Culture - Editoriaux - Histoire - Politique - Religion - 21 juillet 2016

Il y a isme et isme : l’islamisme disculpe, le populisme inculpe

Oyé oyé, vos petites cervelles de nauséabonds fachos devront, dorénavant, intégrer la notion de « radicalisation fulgurante », équivalent multiculturel du très redouté choc toxique staphylococcique.

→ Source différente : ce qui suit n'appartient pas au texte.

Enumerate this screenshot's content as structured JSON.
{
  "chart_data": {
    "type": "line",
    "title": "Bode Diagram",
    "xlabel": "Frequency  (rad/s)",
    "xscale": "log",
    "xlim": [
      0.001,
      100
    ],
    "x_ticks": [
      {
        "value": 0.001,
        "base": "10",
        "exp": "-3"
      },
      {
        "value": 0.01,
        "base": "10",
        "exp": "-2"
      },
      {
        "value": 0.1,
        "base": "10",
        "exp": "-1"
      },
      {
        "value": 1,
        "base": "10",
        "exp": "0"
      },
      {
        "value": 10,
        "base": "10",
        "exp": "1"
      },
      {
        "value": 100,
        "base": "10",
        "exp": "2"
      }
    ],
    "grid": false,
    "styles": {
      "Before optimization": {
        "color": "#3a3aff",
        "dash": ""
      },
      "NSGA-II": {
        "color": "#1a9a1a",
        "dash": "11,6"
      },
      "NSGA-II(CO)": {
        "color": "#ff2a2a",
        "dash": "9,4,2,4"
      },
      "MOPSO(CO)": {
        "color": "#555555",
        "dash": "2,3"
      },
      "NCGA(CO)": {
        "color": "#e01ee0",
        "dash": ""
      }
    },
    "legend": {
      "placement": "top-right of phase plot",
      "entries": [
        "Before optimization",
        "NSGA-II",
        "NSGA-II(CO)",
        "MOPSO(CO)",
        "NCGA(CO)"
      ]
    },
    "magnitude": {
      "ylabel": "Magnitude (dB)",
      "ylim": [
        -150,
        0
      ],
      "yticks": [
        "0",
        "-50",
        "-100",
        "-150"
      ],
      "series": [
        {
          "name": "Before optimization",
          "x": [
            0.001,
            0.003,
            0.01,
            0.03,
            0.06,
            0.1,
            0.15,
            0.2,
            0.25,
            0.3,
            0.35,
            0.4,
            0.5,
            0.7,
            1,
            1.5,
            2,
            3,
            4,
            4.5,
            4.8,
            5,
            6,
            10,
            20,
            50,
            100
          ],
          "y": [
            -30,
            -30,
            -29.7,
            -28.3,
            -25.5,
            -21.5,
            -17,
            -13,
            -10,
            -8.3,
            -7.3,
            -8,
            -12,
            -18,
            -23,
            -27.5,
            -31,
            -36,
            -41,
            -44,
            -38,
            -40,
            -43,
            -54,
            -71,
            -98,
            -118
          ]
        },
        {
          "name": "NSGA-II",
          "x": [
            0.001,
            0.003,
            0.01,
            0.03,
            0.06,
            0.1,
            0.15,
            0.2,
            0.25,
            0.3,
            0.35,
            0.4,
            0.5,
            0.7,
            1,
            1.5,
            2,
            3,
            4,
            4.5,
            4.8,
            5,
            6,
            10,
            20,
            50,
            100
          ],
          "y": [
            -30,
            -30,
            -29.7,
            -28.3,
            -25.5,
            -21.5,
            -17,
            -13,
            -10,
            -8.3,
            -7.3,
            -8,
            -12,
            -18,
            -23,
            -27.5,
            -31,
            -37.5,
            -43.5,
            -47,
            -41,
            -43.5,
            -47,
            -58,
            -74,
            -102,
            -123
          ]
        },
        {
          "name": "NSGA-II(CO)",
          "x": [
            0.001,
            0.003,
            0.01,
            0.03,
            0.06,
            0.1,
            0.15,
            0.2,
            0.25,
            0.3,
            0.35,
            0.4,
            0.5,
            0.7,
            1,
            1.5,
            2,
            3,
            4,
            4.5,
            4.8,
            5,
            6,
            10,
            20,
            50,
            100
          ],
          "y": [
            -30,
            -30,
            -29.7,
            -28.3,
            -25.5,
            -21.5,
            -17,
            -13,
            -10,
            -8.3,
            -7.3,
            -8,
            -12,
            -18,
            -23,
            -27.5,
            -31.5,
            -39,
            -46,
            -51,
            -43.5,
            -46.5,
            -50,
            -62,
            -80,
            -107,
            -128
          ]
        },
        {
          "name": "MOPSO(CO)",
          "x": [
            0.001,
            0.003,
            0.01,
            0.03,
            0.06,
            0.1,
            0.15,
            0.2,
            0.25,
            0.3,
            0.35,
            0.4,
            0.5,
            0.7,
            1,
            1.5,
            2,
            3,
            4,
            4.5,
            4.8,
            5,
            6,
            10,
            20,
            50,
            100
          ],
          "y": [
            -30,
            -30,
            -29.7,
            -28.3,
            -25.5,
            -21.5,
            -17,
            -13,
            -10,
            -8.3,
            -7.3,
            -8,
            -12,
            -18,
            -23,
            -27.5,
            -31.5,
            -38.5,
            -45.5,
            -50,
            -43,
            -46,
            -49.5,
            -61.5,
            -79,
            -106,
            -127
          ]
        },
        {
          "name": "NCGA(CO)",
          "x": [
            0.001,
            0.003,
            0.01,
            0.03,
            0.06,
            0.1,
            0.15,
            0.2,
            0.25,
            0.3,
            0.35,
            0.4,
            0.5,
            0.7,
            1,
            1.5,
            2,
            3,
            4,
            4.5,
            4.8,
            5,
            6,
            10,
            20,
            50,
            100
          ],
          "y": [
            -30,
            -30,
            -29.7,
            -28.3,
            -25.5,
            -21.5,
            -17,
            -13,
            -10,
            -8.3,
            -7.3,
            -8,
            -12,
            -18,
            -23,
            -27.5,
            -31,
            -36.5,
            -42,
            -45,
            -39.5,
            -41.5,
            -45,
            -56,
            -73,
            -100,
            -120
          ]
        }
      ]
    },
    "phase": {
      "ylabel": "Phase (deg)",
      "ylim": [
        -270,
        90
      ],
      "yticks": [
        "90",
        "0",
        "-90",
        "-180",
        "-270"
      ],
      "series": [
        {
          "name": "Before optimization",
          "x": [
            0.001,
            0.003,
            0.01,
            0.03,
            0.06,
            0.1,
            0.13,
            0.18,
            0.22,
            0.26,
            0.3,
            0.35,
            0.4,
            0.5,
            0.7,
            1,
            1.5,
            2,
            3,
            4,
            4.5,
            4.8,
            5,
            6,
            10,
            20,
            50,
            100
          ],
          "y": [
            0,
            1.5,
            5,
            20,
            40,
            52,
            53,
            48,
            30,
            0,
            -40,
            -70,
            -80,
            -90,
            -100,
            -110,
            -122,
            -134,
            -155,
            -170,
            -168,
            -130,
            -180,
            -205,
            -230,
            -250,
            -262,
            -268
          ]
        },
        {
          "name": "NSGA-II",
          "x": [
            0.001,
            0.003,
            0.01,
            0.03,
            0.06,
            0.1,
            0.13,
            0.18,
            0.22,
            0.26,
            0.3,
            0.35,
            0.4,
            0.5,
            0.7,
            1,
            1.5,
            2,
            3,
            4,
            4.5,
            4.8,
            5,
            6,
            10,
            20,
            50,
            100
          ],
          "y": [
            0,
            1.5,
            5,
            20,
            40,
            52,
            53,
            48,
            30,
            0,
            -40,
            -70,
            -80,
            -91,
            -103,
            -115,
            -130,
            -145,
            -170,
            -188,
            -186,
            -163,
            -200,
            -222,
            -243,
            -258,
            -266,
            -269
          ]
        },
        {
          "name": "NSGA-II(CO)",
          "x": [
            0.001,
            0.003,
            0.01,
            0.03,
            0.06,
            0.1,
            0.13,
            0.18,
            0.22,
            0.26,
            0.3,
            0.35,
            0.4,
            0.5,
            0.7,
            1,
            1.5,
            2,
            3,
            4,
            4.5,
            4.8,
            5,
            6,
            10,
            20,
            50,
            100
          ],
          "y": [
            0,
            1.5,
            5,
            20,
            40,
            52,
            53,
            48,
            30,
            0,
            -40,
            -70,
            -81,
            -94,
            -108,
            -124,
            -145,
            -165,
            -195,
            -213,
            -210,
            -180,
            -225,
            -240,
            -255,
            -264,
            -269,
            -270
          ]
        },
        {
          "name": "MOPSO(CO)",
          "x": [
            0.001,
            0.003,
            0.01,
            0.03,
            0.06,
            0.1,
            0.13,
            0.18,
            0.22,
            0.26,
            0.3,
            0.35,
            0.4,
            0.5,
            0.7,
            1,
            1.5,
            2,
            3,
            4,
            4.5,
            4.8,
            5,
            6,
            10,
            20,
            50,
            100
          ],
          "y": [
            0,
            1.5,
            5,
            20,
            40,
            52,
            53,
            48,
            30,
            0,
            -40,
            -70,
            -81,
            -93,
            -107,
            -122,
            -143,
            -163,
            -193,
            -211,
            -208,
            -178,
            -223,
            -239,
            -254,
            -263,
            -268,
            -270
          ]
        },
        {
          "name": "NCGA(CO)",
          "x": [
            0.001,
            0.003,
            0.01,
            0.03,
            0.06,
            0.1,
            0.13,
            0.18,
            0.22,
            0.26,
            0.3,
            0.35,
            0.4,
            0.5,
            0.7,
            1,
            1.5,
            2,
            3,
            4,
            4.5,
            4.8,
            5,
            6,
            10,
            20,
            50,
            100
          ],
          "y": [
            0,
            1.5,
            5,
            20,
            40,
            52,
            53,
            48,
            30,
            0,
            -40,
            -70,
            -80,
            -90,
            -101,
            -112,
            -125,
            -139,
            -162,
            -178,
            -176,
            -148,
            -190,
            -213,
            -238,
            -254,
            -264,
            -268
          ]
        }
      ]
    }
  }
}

On vous a déjà bien farci le crâne avec le loup solitaire, le déséquilibré de passage, le jeune sans histoire apprécié par l’imam et le boucher, le djihadiste autodidacte en cours du soir sur les réseaux sociaux. Eh bien, maintenant, vous allez être gavés de radicalisés fulgurés, même pas fichus, par définition, d’être fichés. Le précurseur, dernier « padamalgamé » en date, routier déprimé, victime ingénue de toutes les turpitudes que l’Occident mécréant et dépravé puisse inoculer dans un esprit éthéré : alcool, drague, femmes et frime, no mosquée, no ramadan ; un, somme toute, assez modéré.

Pour le prochain siècle, beaucoup de brainstorming en vue dans les rédactions, toutes propagandes confondues ; quid pour les prochains massacres : le bipolaire modéré-immodéré, le retour du Syrien refoulé, le martyr narcissique, le déshydraté converti, par les chaleurs qui courent !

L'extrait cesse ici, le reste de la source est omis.